4. Simulation and experimental results
This section will be devoted to the simulation and experimental results after using the Q-Learning approach to coordinate between behaviors based on fuzzy logic. Our experimental procedure comprises two phases: learning and testing. The learning phase is used to obtain convergent Q-values. In each learning step of the learning process, the decision is chosen based on the fuzzy logic results of different behaviors and the Q-value is updated according to Eq. (1). Here, we use the number of learning cycles to measure the learning efficiency as shown in Fig. 9. It shows that the learning process of our Q-learning algorithm becomes stable at around 60 episodes. One learning cycle (episode) is the learning process from the start point to the end of the horizon. The test phase is used to measure the performance of the system and to determine when the learning process has converged. During the test phase, the stored Q-values are loaded and the best-valued decision for current state and event is always selected real robot navigation. In all our simulations and experiments the learning rate is 0.2 and the discount factor is 0.8.

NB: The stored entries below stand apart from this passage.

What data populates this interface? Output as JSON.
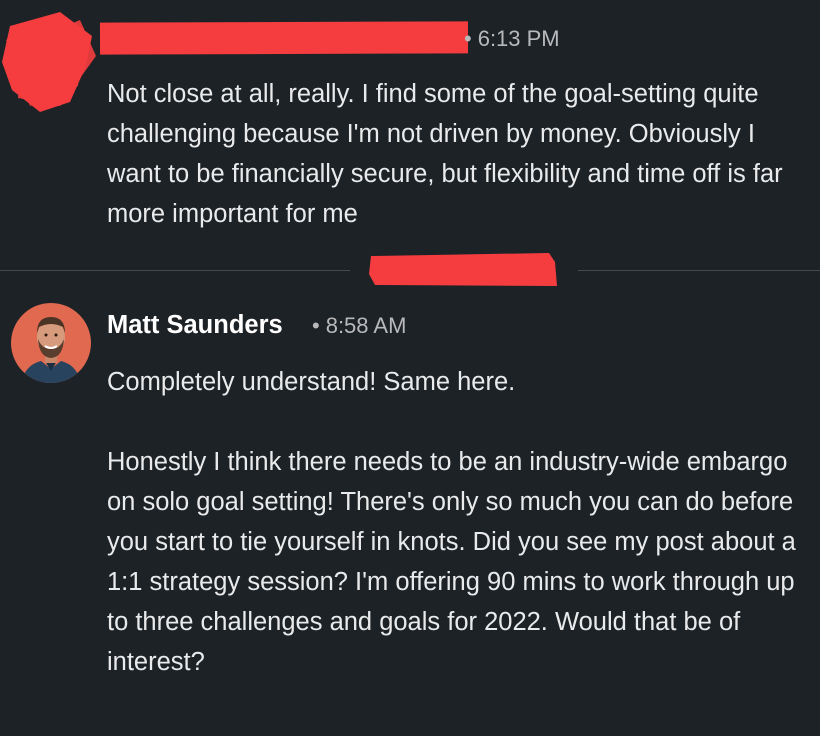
{
  "conversation": {
    "messages": [
      {
        "sender_name": "",
        "timestamp": "6:13 PM",
        "text": "Not close at all, really. I find some of the goal-setting quite challenging because I'm not driven by money. Obviously I want to be financially secure, but flexibility and time off is far more important for me"
      },
      {
        "sender_name": "Matt Saunders",
        "timestamp": "8:58 AM",
        "paragraphs": [
          "Completely understand! Same here.",
          "Honestly I think there needs to be an industry-wide embargo on solo goal setting! There's only so much you can do before you start to tie yourself in knots. Did you see my post about a 1:1 strategy session? I'm offering 90 mins to work through up to three challenges and goals for 2022. Would that be of interest?"
        ]
      }
    ],
    "separator": "•"
  },
  "colors": {
    "background": "#1d2226",
    "text": "#e9eaeb",
    "meta_text": "#b8b9bb",
    "redaction": "#f53d3f",
    "avatar_bg": "#e0694f"
  },
  "icons": {
    "redacted_avatar": "redaction-scribble",
    "sender_avatar": "profile-photo"
  }
}
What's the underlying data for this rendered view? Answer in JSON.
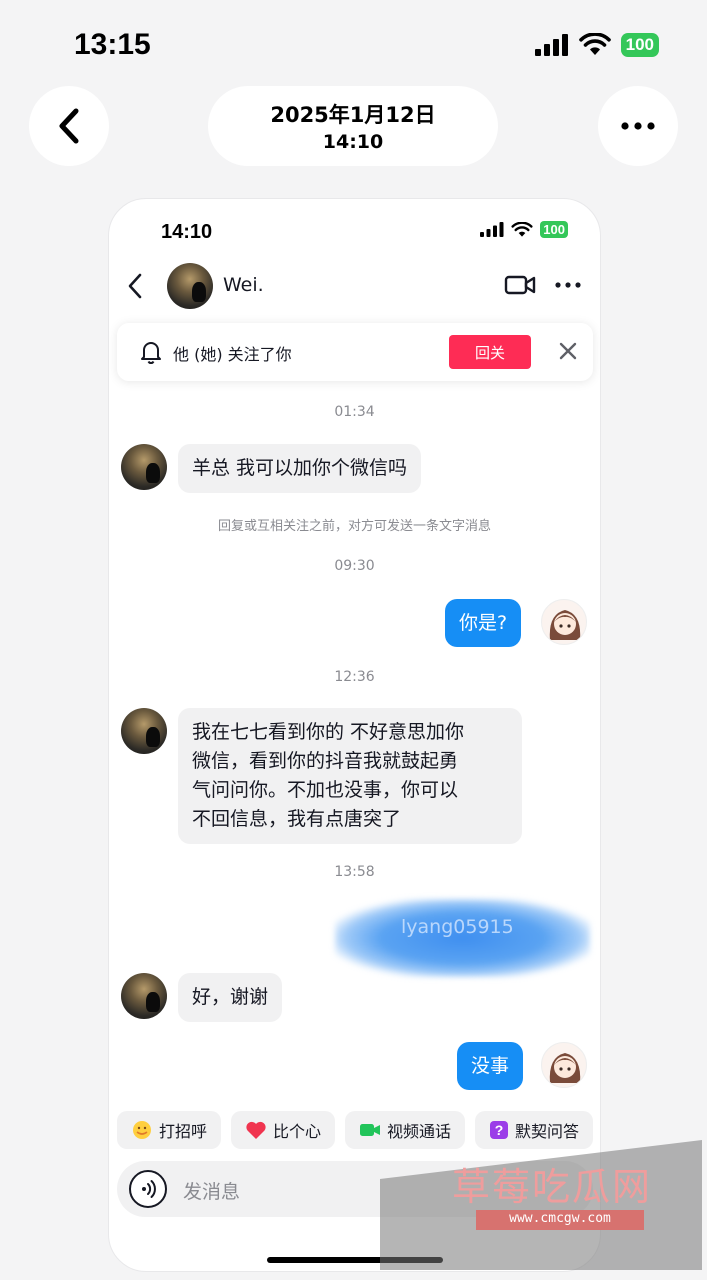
{
  "outer_status": {
    "time": "13:15",
    "battery": "100"
  },
  "record_header": {
    "date": "2025年1月12日",
    "time": "14:10"
  },
  "inner_status": {
    "time": "14:10",
    "battery": "100"
  },
  "chat": {
    "contact_name": "Wei.",
    "follow_banner": {
      "text": "他 (她) 关注了你",
      "button": "回关"
    },
    "messages": [
      {
        "type": "timestamp",
        "text": "01:34"
      },
      {
        "type": "incoming",
        "text": "羊总 我可以加你个微信吗"
      },
      {
        "type": "notice",
        "text": "回复或互相关注之前，对方可发送一条文字消息"
      },
      {
        "type": "timestamp",
        "text": "09:30"
      },
      {
        "type": "outgoing",
        "text": "你是?"
      },
      {
        "type": "timestamp",
        "text": "12:36"
      },
      {
        "type": "incoming",
        "lines": [
          "我在七七看到你的 不好意思加你",
          "微信，看到你的抖音我就鼓起勇",
          "气问问你。不加也没事，你可以",
          "不回信息，我有点唐突了"
        ]
      },
      {
        "type": "timestamp",
        "text": "13:58"
      },
      {
        "type": "outgoing_redacted",
        "text": "lyang05915"
      },
      {
        "type": "incoming",
        "text": "好，谢谢"
      },
      {
        "type": "outgoing",
        "text": "没事"
      }
    ],
    "quick_actions": [
      "打招呼",
      "比个心",
      "视频通话",
      "默契问答"
    ],
    "input_placeholder": "发消息"
  },
  "watermark": {
    "title": "草莓吃瓜网",
    "url": "www.cmcgw.com"
  },
  "colors": {
    "accent_red": "#fe2c55",
    "bubble_blue": "#168ef5",
    "battery_green": "#34c759"
  }
}
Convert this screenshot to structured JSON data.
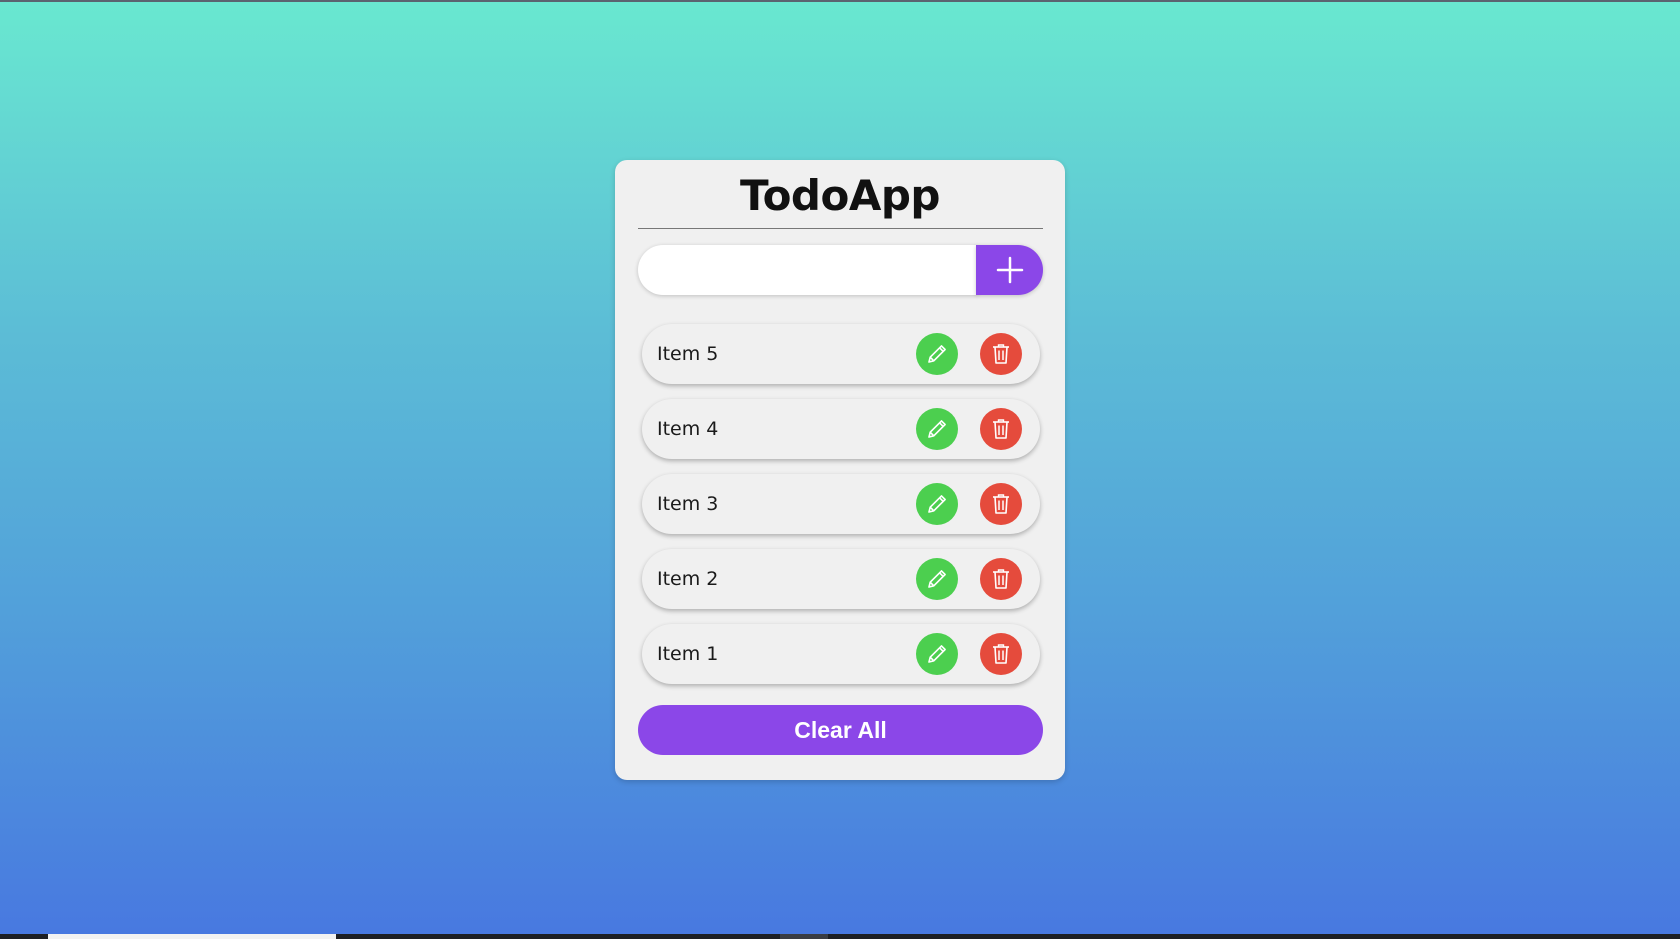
{
  "app": {
    "title": "TodoApp"
  },
  "add_form": {
    "input_value": "",
    "placeholder": "",
    "add_icon": "plus-icon"
  },
  "todos": [
    {
      "text": "Item 5",
      "edit_icon": "pencil-icon",
      "delete_icon": "trash-icon"
    },
    {
      "text": "Item 4",
      "edit_icon": "pencil-icon",
      "delete_icon": "trash-icon"
    },
    {
      "text": "Item 3",
      "edit_icon": "pencil-icon",
      "delete_icon": "trash-icon"
    },
    {
      "text": "Item 2",
      "edit_icon": "pencil-icon",
      "delete_icon": "trash-icon"
    },
    {
      "text": "Item 1",
      "edit_icon": "pencil-icon",
      "delete_icon": "trash-icon"
    }
  ],
  "footer": {
    "clear_label": "Clear All"
  },
  "colors": {
    "accent": "#8b47e8",
    "edit": "#4ccf4f",
    "delete": "#e54b3c",
    "card_bg": "#f0f0f0",
    "bg_top": "#69e8d0",
    "bg_bottom": "#4878e0"
  }
}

It is noticed, in both cases of Figs. 10(a-b), that the robot reaches the goal at two different starting points with avoiding obstacles. In Fig. 10(a) the robot follows the walls then it avoids the obstacles and finally it can go to the goal when there are no obstacles. In Fig. 10(b) the robot is putted from the beginning in an emergency situation (3 obstacles in the 3 directions: front, right and left), it could leave this situation and then it avoids the obstacles and finally it goes straight to the goal. The effectiveness of the developed navigation approach was experimentally demonstrated on a Pekee robotic platform. The real experimental results are shown in Fig.11(a-d) demonstrating the validity of our approach.
In this paper we have shown how Q-learning approach can be used in a successful way of structuring the navigation task in order to deal with the problem of mobile robot navigation. In real mobile robot navigation system there often exists prior knowledge on the task being learnt that can be used to improve the learning process. A navigation approach has been proposed for mobile robot, in which the prior knowledge is used within Q-learning. Issue of individual behavior design were addressed using fuzzy logic (i.e. go to goal, obstacle avoidance, wall following and emergency situations). The strategy of behaviors based navigation reduces the complexity of the navigation problem by dividing them in small actions easier for design and implementation. In our strategy, the Q-Learning algorithm is applied to coordinate between these behaviors, which make a great reduction in learning convergence times. Our simulation and experimental results confirmed that a mobile robot with the Q-learning algorithm proposed in this paper is able to learn and choose the best decision in each situation of its dynamic environment.